Michael withdraws from me, our breathing heavy and uncontrollable. Michael picks up the romper and eyes it, a handsome smile spreading his face. "I dreamed about this last night. That's why I had slept so well. This was my ultimate dream, Sofia. I know we haven't talked about children before and I don't even know how you feel about a baby?" He asks me, his eyes glistening from happiness.

"Are you not mad at me?" I stammer in astonishment. I thought he needed some time to take in the news, but I was wrong.

"Baby, I always hoped you would get pregnant without my knowledge. This is the best news ever. Becoming the father of a little Sofia, creating more of you only makes it better. I can't tell you how much this means to me. Becoming a family with you was the one thing I've always wanted and never thought could have. Now it's happening, I uh, this is awesome!" Michael yells in ecstasy, embracing me for a moment.

Then he leans over to kiss me again.
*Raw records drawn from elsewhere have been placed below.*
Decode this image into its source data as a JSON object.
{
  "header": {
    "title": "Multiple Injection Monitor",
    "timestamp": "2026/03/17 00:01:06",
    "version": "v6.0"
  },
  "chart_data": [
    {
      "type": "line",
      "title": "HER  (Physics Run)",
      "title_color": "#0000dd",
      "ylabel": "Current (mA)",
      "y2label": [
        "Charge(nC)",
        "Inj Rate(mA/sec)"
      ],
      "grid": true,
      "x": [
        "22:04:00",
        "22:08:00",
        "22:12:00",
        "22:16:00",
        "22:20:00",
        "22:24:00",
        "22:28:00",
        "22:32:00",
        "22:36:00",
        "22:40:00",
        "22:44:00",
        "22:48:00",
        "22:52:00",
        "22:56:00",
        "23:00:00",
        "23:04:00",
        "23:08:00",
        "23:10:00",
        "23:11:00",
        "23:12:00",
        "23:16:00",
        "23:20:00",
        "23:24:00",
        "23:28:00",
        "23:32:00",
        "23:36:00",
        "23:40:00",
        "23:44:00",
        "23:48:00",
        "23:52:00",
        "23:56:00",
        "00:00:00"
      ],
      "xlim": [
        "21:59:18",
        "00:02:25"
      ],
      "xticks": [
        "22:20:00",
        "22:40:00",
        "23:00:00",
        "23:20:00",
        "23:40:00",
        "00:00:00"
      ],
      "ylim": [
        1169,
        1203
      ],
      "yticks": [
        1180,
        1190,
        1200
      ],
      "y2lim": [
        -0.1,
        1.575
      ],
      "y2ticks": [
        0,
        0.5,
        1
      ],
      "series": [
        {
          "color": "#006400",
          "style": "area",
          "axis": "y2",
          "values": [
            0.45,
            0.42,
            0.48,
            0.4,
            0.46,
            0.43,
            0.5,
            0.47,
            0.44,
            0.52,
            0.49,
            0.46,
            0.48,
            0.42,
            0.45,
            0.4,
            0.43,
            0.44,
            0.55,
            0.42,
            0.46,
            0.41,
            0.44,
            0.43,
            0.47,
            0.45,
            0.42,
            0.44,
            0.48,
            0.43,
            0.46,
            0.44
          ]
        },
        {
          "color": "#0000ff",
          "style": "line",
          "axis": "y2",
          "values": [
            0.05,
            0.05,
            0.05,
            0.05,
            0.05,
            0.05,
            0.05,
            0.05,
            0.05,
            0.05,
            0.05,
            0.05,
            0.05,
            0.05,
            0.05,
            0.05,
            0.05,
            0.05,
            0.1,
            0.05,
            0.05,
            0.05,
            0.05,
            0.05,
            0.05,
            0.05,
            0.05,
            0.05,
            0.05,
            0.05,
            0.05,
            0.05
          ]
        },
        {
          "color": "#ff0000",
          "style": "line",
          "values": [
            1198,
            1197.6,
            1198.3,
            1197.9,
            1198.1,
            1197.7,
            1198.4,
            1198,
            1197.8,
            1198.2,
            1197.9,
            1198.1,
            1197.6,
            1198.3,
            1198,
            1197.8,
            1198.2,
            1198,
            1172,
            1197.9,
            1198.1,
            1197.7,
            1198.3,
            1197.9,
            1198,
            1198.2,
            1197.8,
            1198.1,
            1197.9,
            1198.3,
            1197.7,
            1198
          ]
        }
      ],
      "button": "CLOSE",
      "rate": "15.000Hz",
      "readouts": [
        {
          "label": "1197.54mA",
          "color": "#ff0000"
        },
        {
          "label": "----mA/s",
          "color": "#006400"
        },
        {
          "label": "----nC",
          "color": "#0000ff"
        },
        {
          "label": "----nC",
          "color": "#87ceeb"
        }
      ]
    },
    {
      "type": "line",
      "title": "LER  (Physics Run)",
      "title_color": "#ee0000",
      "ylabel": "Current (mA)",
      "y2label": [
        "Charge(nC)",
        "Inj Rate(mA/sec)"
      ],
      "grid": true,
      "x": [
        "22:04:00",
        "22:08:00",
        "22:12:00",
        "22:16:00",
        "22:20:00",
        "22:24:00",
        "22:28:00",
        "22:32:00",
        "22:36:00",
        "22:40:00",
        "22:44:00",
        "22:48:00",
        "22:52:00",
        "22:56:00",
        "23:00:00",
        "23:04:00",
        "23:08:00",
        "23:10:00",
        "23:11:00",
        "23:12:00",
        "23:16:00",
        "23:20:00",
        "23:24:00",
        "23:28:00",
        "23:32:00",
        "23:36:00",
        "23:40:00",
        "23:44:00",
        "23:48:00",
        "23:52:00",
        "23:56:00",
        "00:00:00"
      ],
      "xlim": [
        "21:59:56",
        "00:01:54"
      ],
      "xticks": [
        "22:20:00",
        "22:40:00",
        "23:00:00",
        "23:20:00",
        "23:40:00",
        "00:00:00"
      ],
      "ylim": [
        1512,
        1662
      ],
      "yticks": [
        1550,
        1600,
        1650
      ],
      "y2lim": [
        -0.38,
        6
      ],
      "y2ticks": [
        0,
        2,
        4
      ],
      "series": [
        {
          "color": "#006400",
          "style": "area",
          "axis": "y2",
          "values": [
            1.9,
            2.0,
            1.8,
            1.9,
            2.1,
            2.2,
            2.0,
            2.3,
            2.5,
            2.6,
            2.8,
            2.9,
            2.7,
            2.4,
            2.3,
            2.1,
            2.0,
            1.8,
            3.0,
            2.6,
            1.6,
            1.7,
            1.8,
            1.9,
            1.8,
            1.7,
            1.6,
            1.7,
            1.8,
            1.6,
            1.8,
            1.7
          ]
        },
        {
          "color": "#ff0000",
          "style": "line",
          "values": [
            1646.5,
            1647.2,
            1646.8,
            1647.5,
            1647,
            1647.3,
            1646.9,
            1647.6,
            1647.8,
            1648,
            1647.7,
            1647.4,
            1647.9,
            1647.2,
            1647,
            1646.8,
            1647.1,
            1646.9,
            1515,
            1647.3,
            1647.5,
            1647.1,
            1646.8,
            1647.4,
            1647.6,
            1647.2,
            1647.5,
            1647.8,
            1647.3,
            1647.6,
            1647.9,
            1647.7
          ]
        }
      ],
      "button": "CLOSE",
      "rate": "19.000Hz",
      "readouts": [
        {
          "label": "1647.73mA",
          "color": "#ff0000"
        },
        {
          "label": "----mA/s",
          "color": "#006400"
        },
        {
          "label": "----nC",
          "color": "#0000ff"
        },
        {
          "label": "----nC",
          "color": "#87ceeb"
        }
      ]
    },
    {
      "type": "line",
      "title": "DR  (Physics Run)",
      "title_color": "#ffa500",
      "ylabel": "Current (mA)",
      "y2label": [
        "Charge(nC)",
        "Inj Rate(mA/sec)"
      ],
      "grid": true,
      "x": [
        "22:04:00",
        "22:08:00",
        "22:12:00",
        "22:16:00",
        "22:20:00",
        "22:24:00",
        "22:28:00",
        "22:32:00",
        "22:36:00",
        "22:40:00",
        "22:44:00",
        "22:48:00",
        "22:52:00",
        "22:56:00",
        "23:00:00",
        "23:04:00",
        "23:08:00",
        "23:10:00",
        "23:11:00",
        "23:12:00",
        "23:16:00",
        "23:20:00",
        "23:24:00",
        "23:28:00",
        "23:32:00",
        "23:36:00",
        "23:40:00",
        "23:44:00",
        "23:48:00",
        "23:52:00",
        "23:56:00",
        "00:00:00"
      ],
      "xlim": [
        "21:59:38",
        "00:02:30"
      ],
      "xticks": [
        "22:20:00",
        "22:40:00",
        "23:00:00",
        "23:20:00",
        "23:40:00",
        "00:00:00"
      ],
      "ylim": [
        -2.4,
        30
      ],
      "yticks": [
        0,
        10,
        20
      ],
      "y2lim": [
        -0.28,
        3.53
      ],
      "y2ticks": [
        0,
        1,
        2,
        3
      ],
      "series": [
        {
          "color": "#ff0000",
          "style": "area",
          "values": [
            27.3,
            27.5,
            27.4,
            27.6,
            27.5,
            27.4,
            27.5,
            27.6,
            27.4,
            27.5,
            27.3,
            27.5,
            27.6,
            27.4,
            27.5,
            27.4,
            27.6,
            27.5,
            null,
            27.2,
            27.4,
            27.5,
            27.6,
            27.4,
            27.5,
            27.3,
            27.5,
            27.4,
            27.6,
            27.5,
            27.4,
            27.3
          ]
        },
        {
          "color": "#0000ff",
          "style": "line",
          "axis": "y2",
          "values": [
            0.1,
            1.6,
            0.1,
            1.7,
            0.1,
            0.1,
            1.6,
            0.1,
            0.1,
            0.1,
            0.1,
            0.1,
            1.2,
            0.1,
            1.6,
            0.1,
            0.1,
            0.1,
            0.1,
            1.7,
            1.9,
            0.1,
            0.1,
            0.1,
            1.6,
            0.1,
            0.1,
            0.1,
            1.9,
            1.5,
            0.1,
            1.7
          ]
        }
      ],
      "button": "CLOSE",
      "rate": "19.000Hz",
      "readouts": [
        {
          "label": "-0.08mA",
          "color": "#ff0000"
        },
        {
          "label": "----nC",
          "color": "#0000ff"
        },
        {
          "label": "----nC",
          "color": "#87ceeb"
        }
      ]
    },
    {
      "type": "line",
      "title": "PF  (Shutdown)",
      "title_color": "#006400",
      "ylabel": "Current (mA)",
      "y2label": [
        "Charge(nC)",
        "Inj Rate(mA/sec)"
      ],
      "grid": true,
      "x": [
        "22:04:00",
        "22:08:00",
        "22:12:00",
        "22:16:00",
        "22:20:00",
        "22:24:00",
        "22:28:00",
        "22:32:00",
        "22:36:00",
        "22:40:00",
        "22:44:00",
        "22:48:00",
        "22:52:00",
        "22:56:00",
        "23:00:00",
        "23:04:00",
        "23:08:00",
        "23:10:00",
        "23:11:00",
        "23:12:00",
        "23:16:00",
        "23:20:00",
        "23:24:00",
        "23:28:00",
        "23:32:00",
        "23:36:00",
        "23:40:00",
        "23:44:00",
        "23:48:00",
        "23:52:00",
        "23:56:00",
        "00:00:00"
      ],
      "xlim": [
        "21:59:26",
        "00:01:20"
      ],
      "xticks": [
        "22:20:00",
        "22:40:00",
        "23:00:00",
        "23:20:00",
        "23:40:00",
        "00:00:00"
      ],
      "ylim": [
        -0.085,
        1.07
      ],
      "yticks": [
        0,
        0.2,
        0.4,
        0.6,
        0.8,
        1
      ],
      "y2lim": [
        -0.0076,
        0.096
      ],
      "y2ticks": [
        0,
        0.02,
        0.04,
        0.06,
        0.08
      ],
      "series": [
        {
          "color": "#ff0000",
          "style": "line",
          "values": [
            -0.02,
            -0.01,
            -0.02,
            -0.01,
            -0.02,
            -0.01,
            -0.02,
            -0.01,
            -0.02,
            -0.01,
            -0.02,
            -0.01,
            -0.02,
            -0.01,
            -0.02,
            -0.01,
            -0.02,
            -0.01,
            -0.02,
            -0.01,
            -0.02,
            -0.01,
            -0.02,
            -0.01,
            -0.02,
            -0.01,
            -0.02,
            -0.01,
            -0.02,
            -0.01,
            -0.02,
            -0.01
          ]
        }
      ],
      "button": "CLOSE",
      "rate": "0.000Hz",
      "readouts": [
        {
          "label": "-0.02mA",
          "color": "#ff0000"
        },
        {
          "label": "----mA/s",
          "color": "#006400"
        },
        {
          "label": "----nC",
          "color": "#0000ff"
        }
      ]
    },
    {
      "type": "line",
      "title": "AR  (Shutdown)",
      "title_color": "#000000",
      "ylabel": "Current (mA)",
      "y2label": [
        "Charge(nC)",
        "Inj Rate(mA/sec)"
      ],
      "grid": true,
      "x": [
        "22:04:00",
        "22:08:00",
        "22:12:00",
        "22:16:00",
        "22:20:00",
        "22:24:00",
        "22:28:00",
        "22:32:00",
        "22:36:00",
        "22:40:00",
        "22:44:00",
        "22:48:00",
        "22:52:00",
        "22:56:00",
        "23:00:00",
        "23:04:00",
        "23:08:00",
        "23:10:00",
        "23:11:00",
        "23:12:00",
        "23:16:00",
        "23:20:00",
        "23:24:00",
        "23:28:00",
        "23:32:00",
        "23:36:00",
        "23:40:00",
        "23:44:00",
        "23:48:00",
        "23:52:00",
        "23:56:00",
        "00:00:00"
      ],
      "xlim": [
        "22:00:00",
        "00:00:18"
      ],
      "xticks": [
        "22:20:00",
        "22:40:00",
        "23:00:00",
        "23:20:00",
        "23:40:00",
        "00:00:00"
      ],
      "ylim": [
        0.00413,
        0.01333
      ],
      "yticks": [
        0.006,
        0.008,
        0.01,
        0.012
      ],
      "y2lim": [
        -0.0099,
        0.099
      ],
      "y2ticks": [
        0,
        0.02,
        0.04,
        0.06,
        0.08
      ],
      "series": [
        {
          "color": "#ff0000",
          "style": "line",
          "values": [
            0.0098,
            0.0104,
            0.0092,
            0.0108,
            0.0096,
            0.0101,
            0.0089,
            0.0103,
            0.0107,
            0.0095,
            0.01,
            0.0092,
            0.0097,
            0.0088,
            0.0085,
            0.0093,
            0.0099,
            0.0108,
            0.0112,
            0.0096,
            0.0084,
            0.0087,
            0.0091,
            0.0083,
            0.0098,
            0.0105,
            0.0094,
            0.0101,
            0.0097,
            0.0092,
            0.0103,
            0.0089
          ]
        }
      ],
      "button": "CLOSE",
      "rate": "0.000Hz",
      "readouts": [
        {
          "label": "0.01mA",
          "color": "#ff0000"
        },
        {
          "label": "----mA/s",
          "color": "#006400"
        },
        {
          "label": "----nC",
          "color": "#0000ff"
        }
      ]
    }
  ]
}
His lips feel warm and the way he is kissing me left me dizzy and eager for more. I want this moment to last forever.

"So, you forgot to take your pill, I presume?" Michael asks me with one brow up, a sheepish grin plastered on his face. "Yeah," I answer shortly and eye him closely. "I'm so happy you've forgotten those damn pills," Michael admits boldly.

I laugh at the happiness that radiates from his face. This was beyond the best moment between us. Michael lays his hand on my belly, his expression hot. His eyes bore into mine as he spoke, "I will do everything in my power to make you happy. Every day I'll cherish what you've given me. We are a family now." Michael blurted and the last part made me cry.

I never thought we would come back together. This is my miracle. I know what it means to him having a family, and I'm the one giving it to him. Our love story was a long, tough road, but it was meant to happen like this.

We weren't meant to be together in high school, but now nothing can stop us. Our love will grow even stronger through the little baby that's growing inside of me. Perfection is an illusion. Although, this moment feels perfect to me.